I: Did you end up going on disability or how how did that sort of -

How did that come about? No, no, not for this. Hu uh. Uh uh.

I: Did you do other work?

I ended up being able to do, I was a telephone advice nurse for a while, so I sat at a desk with headphones and, yes, I did that and I could do that. Yeah. But it, but I’m an action person, I mean I’m an ER nurse, I’m used to getting in there. And now I’m sitting, giving advice to people about their headache. Excuse me, but, it was a big, big change. I wasn’t happy. I lost, I felt like I lost my sense of self-esteem, you know. I was no longer the - I don’t like to call it that but you know - the, hot shot kind of nurse. Now that’s all gone. That was gone.

Impact on hobbies and finding new interests

Others described not being able to pursue hobbies that they once enjoyed due to changes in their physical or mental capacity, or not feeling an emotional connection to the hobbies and interests they had before their injury.

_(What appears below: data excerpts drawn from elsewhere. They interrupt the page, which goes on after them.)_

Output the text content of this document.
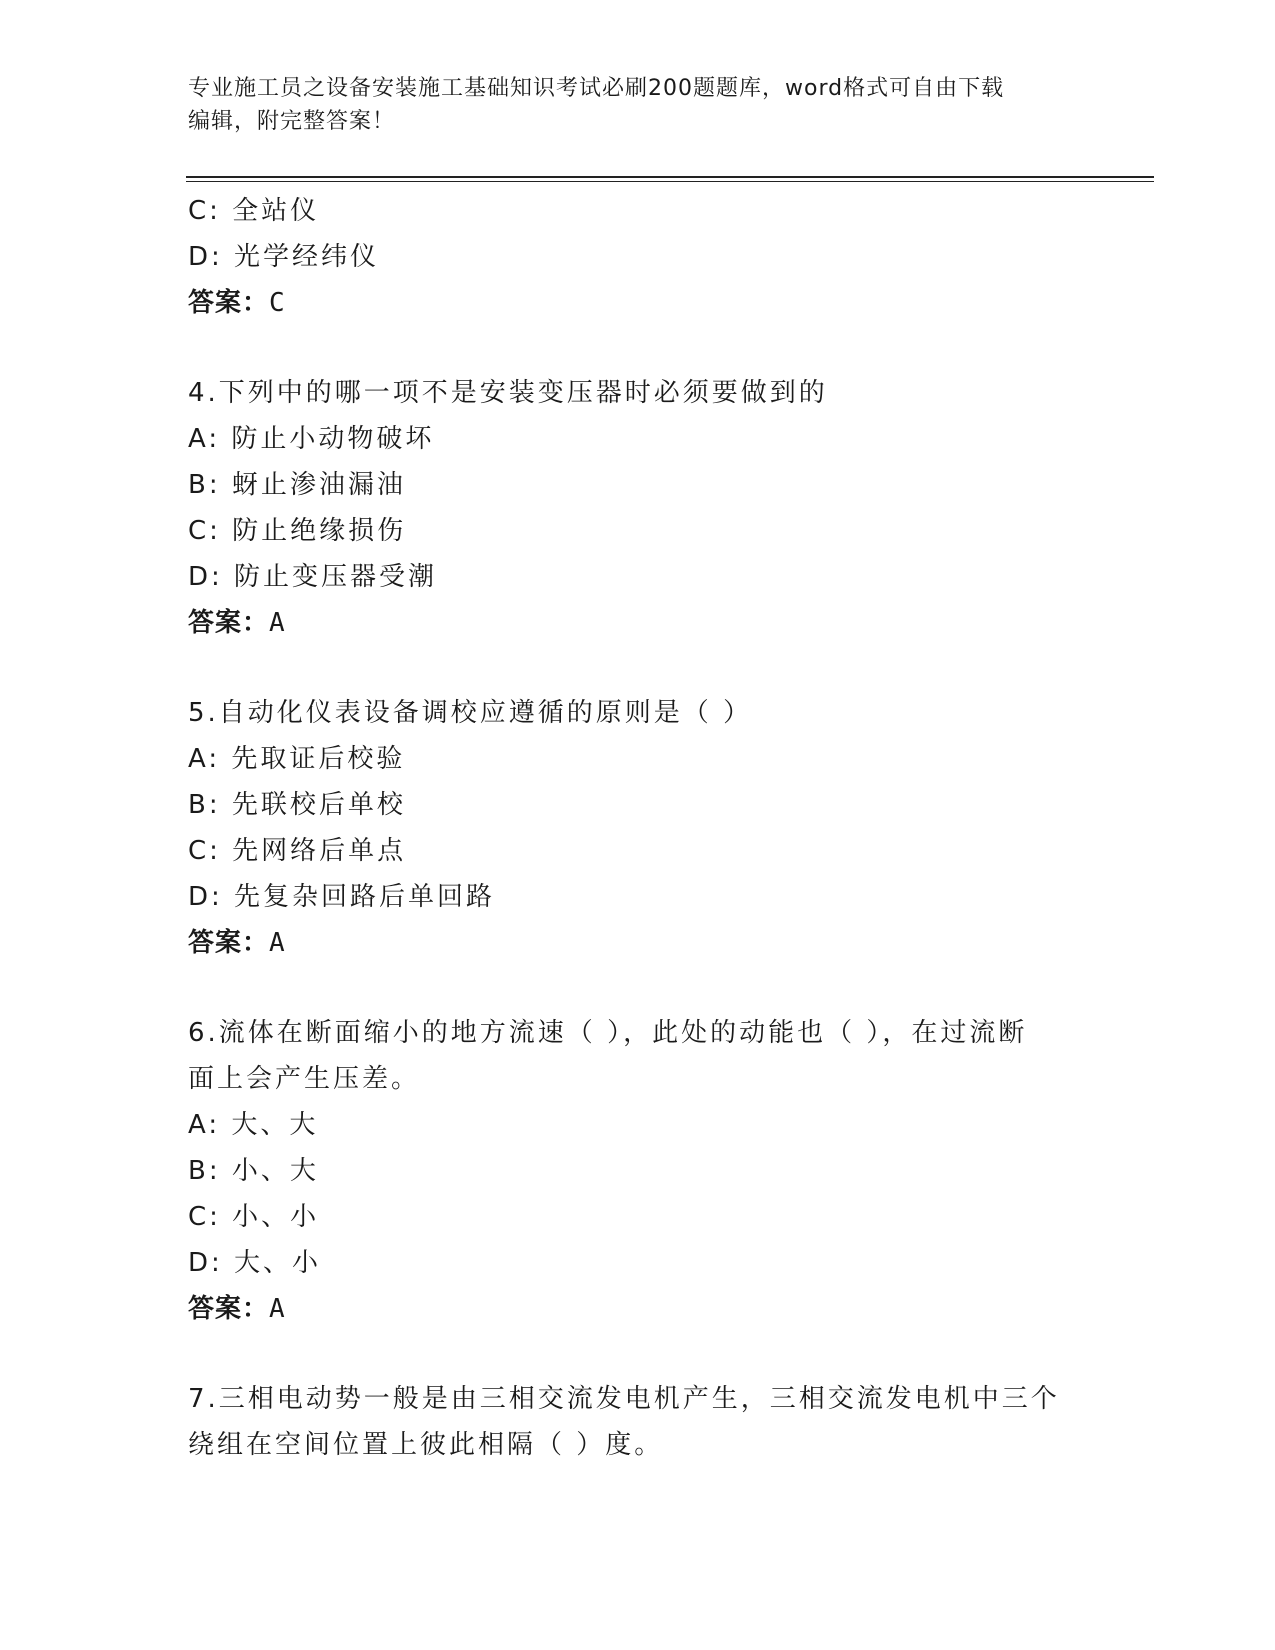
专业施工员之设备安装施工基础知识考试必刷200题题库，word格式可自由下载
编辑，附完整答案！
C: 全站仪
D: 光学经纬仪
答案：C
4.下列中的哪一项不是安装变压器时必须要做到的
A: 防止小动物破坏
B: 蚜止渗油漏油
C: 防止绝缘损伤
D: 防止变压器受潮
答案：A
5.自动化仪表设备调校应遵循的原则是（ ）
A: 先取证后校验
B: 先联校后单校
C: 先网络后单点
D: 先复杂回路后单回路
答案：A
6.流体在断面缩小的地方流速（ ），此处的动能也（ ），在过流断
面上会产生压差。
A: 大、大
B: 小、大
C: 小、小
D: 大、小
答案：A
7.三相电动势一般是由三相交流发电机产生，三相交流发电机中三个
绕组在空间位置上彼此相隔（ ）度。
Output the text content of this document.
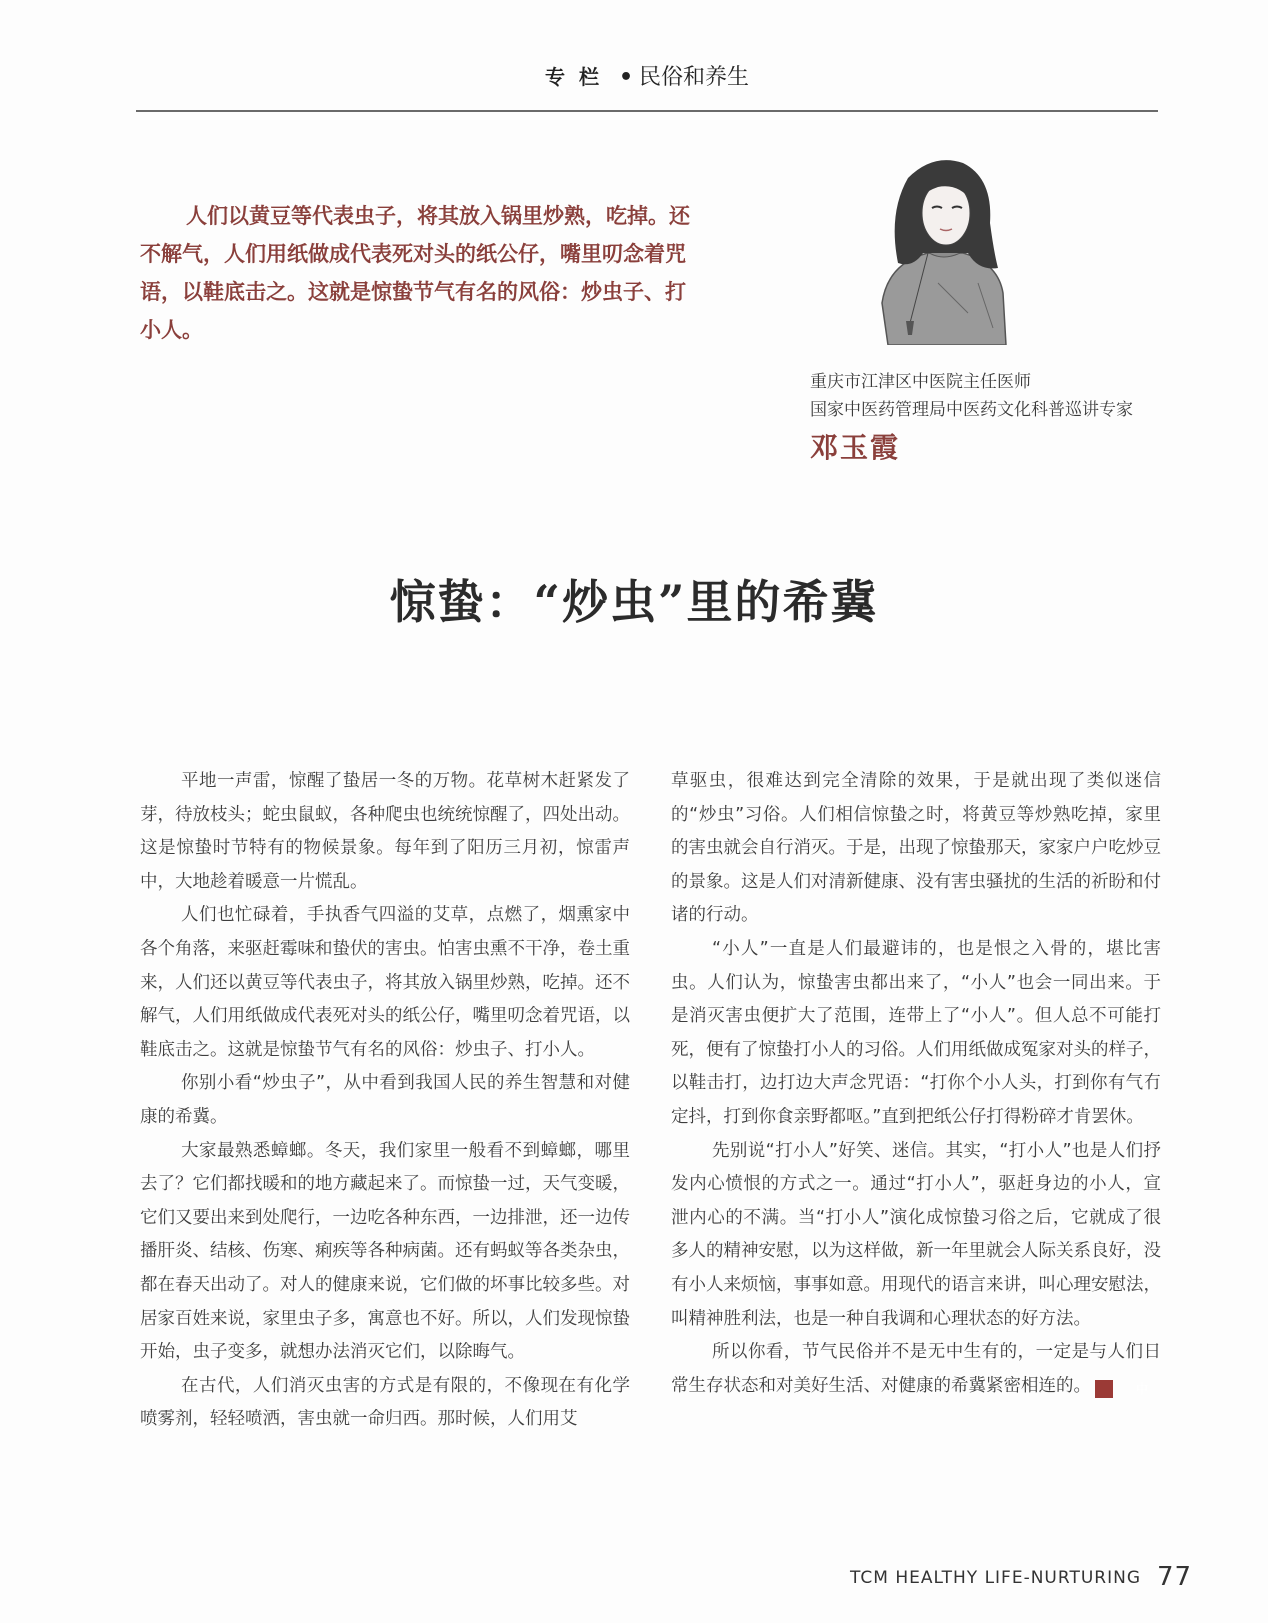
专栏 • 民俗和养生

人们以黄豆等代表虫子，将其放入锅里炒熟，吃掉。还不解气，人们用纸做成代表死对头的纸公仔，嘴里叨念着咒语，以鞋底击之。这就是惊蛰节气有名的风俗：炒虫子、打小人。

重庆市江津区中医院主任医师
国家中医药管理局中医药文化科普巡讲专家
邓玉霞
惊蛰：“炒虫”里的希冀

平地一声雷，惊醒了蛰居一冬的万物。花草树木赶紧发了芽，待放枝头；蛇虫鼠蚁，各种爬虫也统统惊醒了，四处出动。这是惊蛰时节特有的物候景象。每年到了阳历三月初，惊雷声中，大地趁着暖意一片慌乱。

人们也忙碌着，手执香气四溢的艾草，点燃了，烟熏家中各个角落，来驱赶霉味和蛰伏的害虫。怕害虫熏不干净，卷土重来，人们还以黄豆等代表虫子，将其放入锅里炒熟，吃掉。还不解气，人们用纸做成代表死对头的纸公仔，嘴里叨念着咒语，以鞋底击之。这就是惊蛰节气有名的风俗：炒虫子、打小人。

你别小看“炒虫子”，从中看到我国人民的养生智慧和对健康的希冀。

大家最熟悉蟑螂。冬天，我们家里一般看不到蟑螂，哪里去了？它们都找暖和的地方藏起来了。而惊蛰一过，天气变暖，它们又要出来到处爬行，一边吃各种东西，一边排泄，还一边传播肝炎、结核、伤寒、痢疾等各种病菌。还有蚂蚁等各类杂虫，都在春天出动了。对人的健康来说，它们做的坏事比较多些。对居家百姓来说，家里虫子多，寓意也不好。所以，人们发现惊蛰开始，虫子变多，就想办法消灭它们，以除晦气。

在古代，人们消灭虫害的方式是有限的，不像现在有化学喷雾剂，轻轻喷洒，害虫就一命归西。那时候，人们用艾

草驱虫，很难达到完全清除的效果，于是就出现了类似迷信的“炒虫”习俗。人们相信惊蛰之时，将黄豆等炒熟吃掉，家里的害虫就会自行消灭。于是，出现了惊蛰那天，家家户户吃炒豆的景象。这是人们对清新健康、没有害虫骚扰的生活的祈盼和付诸的行动。

“小人”一直是人们最避讳的，也是恨之入骨的，堪比害虫。人们认为，惊蛰害虫都出来了，“小人”也会一同出来。于是消灭害虫便扩大了范围，连带上了“小人”。但人总不可能打死，便有了惊蛰打小人的习俗。人们用纸做成冤家对头的样子，以鞋击打，边打边大声念咒语：“打你个小人头，打到你有气冇定抖，打到你食亲野都呕。”直到把纸公仔打得粉碎才肯罢休。

先别说“打小人”好笑、迷信。其实，“打小人”也是人们抒发内心愤恨的方式之一。通过“打小人”，驱赶身边的小人，宣泄内心的不满。当“打小人”演化成惊蛰习俗之后，它就成了很多人的精神安慰，以为这样做，新一年里就会人际关系良好，没有小人来烦恼，事事如意。用现代的语言来讲，叫心理安慰法，叫精神胜利法，也是一种自我调和心理状态的好方法。

所以你看，节气民俗并不是无中生有的，一定是与人们日常生存状态和对美好生活、对健康的希冀紧密相连的。	中

TCM HEALTHY LIFE-NURTURING 77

Several Veterans described trouble with depth perception – discovering that they could no longer do things like hit a baseball or other moving targets - that made it difficult to participate in sports. Others described having trouble developing new skills and interests since their injury.

 

Jessica talks about no longer having an emotional connection to the hobbies and interests she had before her injury.

Jessica talks about no longer having an emotional connection to the hobbies and interests she had before her injury.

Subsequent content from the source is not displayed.